Começando pela sua última questão, o problema que coloca está, parece-me,
directamente relacionado com o conceito de regência que, aqui, defino como o conjunto de contextos em que uma palavra pode ocorrer e o tipo de construções com que pode ocorrer.
A gramática tradicional sempre se preocupou bastante com esta questão no que aos verbos diz respeito, classificando-os como intransitivos, transitivos, transitivos directos, transitivos directos e indirectos. Mas, nesta classificação, ficaram de fora, ou menos bem classificados se quisermos, verbos como ir, considerado como intransitivo quando todos sabemos que este verbo só se completa com um complemento preposicional, isto é, introduzido por uma preposição, que pode ser diferente, veiculando sentidos diversos, ou pelo menos com alguma variação.
Estudos relativamente recentes foram demonstrando que não são só os verbos a exigirem, dada a sua estrutura lexical, uma determinada regência. Isso também acontece com os nomes. E se a maioria dos complementos do nome pode ser omitida, casos há em que o complemento preposicional tem que estar expresso, sob pena de a frase ser agramatical, ou pelo menos ambígua. Se dissermos (1), de forma isolada, ficaremos satisfeitos com a mensagem? Ou precisaremos de uma frase como (2)?
(1) ?Há a possibilidade.
(2) Há a possibilidade de concluir o trabalho dentro do prazo.
Ora tal como há nomes que, para completarem o seu sentido, carecem de um complemento expresso em muitos contextos, o mesmo acontece com alguns adjectivos. Repare-se nas frases (3) e (4):
(3) ?Estou desejoso.
(4) Estou desejoso de acabar o trabalho.
Tal como acontecia em (1) com o nome, (3) carece de um complemento associado ao
adjectivo para poder entender-se plenamente a mensagem. Esta situação acontece com muitos adjectivos que, todavia, não deixam de desempenhar na frase a função que lhes cabe e que em (4) é a de predicativo do sujeito. O mesmo acontece com outros adjectivos como digno, difícil, etc.
Podemos, pois, considerar como correcta a referência que aparece na TLEBS, o que não significa, porém, que este conceito, como outros, não precise de ser mais divulgado e explicitado de forma mais clara e completa.
Abordada a questão que admite a existência de adjectivos que exigem, como os nomes e os verbos um complemento, vejamos as outras questões que coloca.
Pergunta se no exemplo 3, que repito como (5), não seria suficiente a classificação de complemento preposicional.
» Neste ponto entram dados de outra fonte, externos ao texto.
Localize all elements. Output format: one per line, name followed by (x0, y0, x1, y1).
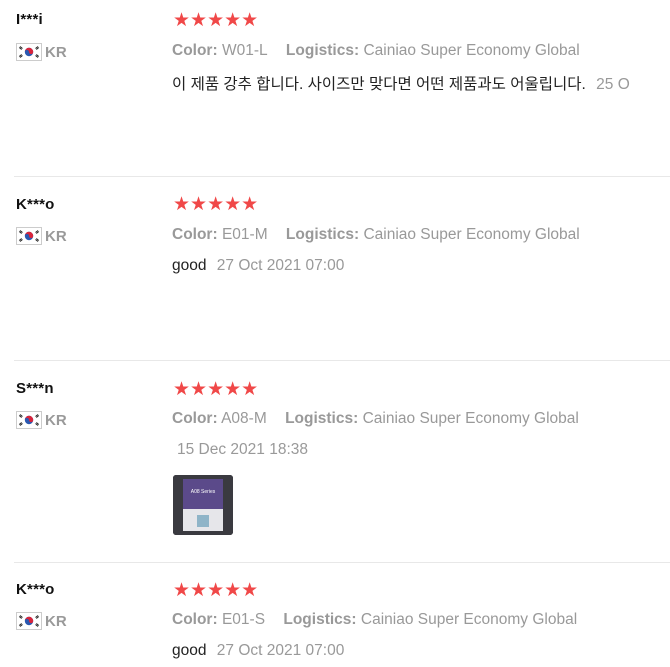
color-value: A08-M (221, 410, 267, 427)
color-value: E01-M (221, 226, 268, 243)
color-label: Color: (172, 611, 218, 628)
star-rating: ★★★★★ (173, 10, 259, 31)
review-meta: Color: W01-L Logistics: Cainiao Super Ec… (172, 42, 580, 60)
reviewer-country: KR (16, 227, 67, 245)
country-code: KR (45, 43, 67, 61)
korea-flag-icon (16, 227, 42, 245)
color-label: Color: (172, 42, 218, 59)
logistics-label: Logistics: (285, 226, 360, 243)
reviewer-country: KR (16, 612, 67, 630)
review-meta: Color: E01-S Logistics: Cainiao Super Ec… (172, 611, 577, 629)
review-meta: Color: E01-M Logistics: Cainiao Super Ec… (172, 226, 580, 244)
review-date: 15 Dec 2021 18:38 (177, 441, 308, 458)
logistics-value: Cainiao Super Economy Global (362, 410, 579, 427)
review-text: good (172, 257, 207, 274)
color-label: Color: (172, 226, 218, 243)
logistics-label: Logistics: (283, 611, 357, 628)
reviewer-country: KR (16, 43, 67, 61)
review-divider (14, 176, 670, 177)
color-label: Color: (172, 410, 218, 427)
product-photo-image: A08 Series (173, 475, 233, 535)
country-code: KR (45, 612, 67, 630)
logistics-label: Logistics: (285, 42, 360, 59)
reviewer-name: I***i (16, 11, 43, 28)
reviewer-name: K***o (16, 581, 55, 598)
photo-label: A08 Series (191, 489, 216, 495)
country-code: KR (45, 227, 67, 245)
reviewer-country: KR (16, 411, 67, 429)
review-content: good 27 Oct 2021 07:00 (172, 642, 344, 660)
color-value: W01-L (221, 42, 268, 59)
star-rating: ★★★★★ (173, 580, 259, 601)
logistics-value: Cainiao Super Economy Global (360, 611, 578, 628)
review-content: 이 제품 강추 합니다. 사이즈만 맞다면 어떤 제품과도 어울립니다. 25 … (172, 72, 630, 94)
review-date: 27 Oct 2021 07:00 (216, 257, 345, 274)
review-meta: Color: A08-M Logistics: Cainiao Super Ec… (172, 410, 579, 428)
country-code: KR (45, 411, 67, 429)
review-photo-thumbnail[interactable]: A08 Series (173, 475, 233, 535)
logistics-value: Cainiao Super Economy Global (363, 226, 580, 243)
review-text: good (172, 642, 207, 659)
logistics-value: Cainiao Super Economy Global (363, 42, 580, 59)
korea-flag-icon (16, 411, 42, 429)
star-rating: ★★★★★ (173, 379, 259, 400)
review-divider (14, 562, 670, 563)
review-content: good 27 Oct 2021 07:00 (172, 257, 344, 275)
logistics-label: Logistics: (285, 410, 359, 427)
korea-flag-icon (16, 612, 42, 630)
korea-flag-icon (16, 43, 42, 61)
review-text: 이 제품 강추 합니다. 사이즈만 맞다면 어떤 제품과도 어울립니다. (172, 76, 586, 93)
review-divider (14, 360, 670, 361)
color-value: E01-S (221, 611, 266, 628)
reviewer-name: S***n (16, 380, 54, 397)
reviewer-name: K***o (16, 196, 55, 213)
review-date: 27 Oct 2021 07:00 (216, 642, 345, 659)
star-rating: ★★★★★ (173, 194, 259, 215)
review-date: 25 O (596, 76, 630, 93)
(5) A Maria [pensou [em [comer o bolo todo]]].
Tudo depende do grau de profundidade a que pretendermos levar a análise. Comparem-se as frases (6) e (7):
(6) Penso nas férias.
(7) Penso em visitar os meus amigos.
Em ambos os casos estamos perante o verbo pensar que, como é próprio da sua regência na maioria dos contextos, vem seguido de um complemento preposicional. Mas estes dois complementos preposicionais têm complexidade distinta. Em (6) o complemento preposicional analisa-se, ou desdobra-se, da forma mais simples: ao grupo preposicional segue-se um grupo nominal e pronto. Em (7) estamos perante um grupo preposicional que contém uma frase «visitar os meus amigos». Como dou conta desta diferença? Alargando a classificação, tornando-a mais fina. Por outro lado, tradicionalmente, sempre que um complemento é frásico, a classificação que se privilegia é a de frase. Repare que numa frase como «O João disse que vinha cedo» não nos limitamos a dizer que «que vinha cedo» é o complemento directo do verbo…
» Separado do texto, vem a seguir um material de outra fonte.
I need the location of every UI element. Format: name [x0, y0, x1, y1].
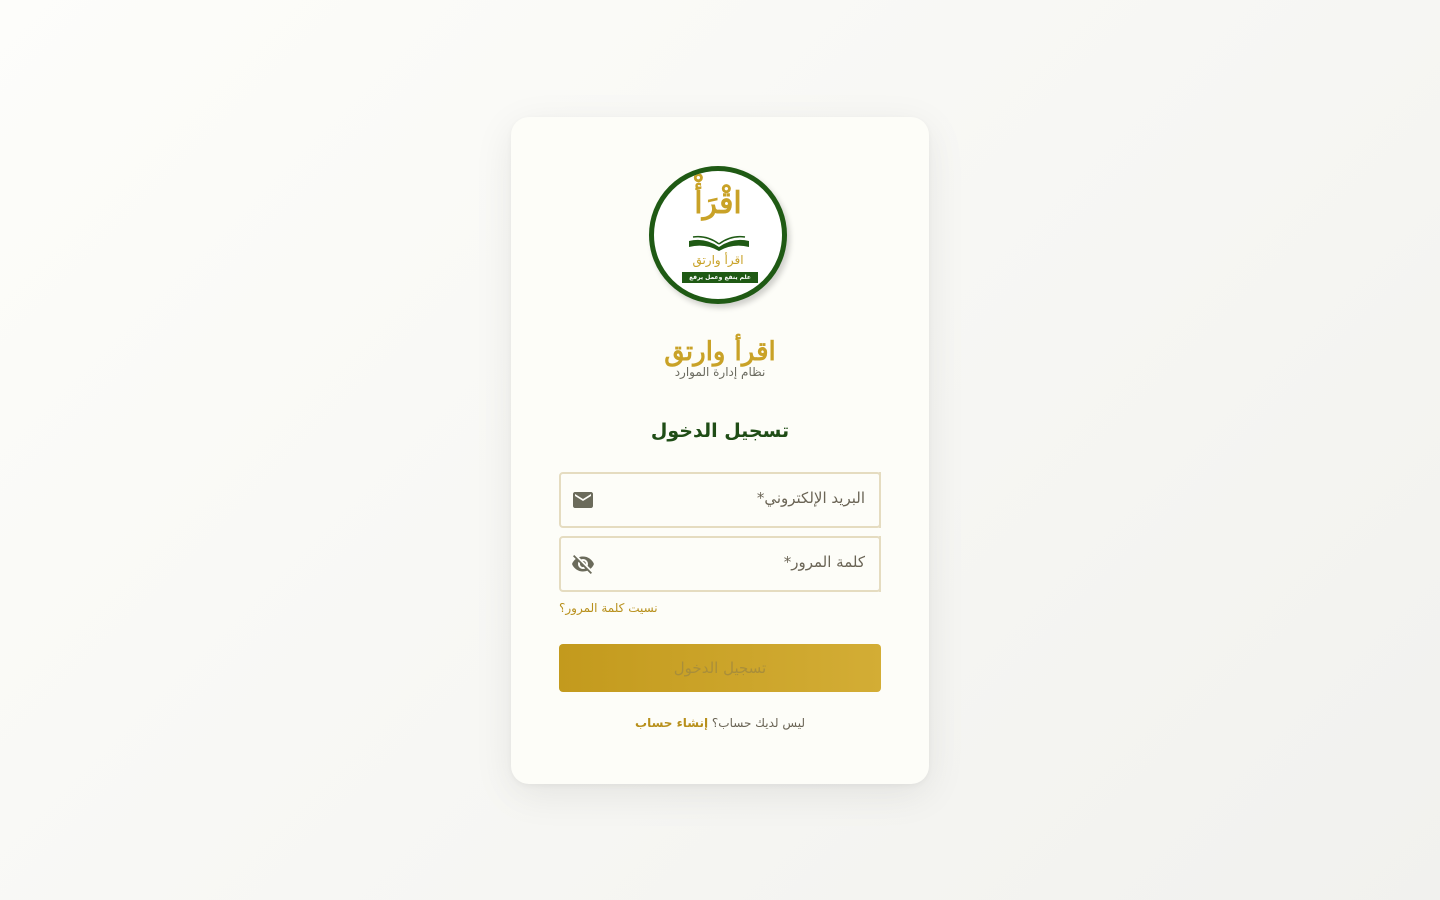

Pergunta ainda se, no exemplo 4, que repito como (8), «a função sintáctica correcta não é complemento frásico do nome/complemento preposicional não frásico do nome»
(8) A [possibilidade [de [recorrerem da decisão]]] foi vedada aos candidatos.
Em princípio, sempre que há um verbo expresso estamos perante uma frase e para darmos conta plena da complexidade da estrutura temos de ter isso em consideração. No caso da frase (8), estamos perante um nível global em que há um sujeito - «a possibilidade de recorrem da decisão» - e um predicado - «foi vedada aos candidatos».
Do mesmo modo que temos a possibilidade de desmontar o predicado, podendo dizer que para além do verbo – que é formado por uma perífrase verbal, marcando a voz passiva «foi vedada» – temos um complemento indirecto «aos candidatos», podemos, igualmente, desmontar, ou analisar, o sujeito desta frase passiva que – por ter como núcleo um nome como possibilidade – vai ver o seu núcleo completado através de um complemento que é uma frase, ainda que introduzido por uma preposição. Por ser uma frase, a forma como devemos classificá-la é como complemento frásico.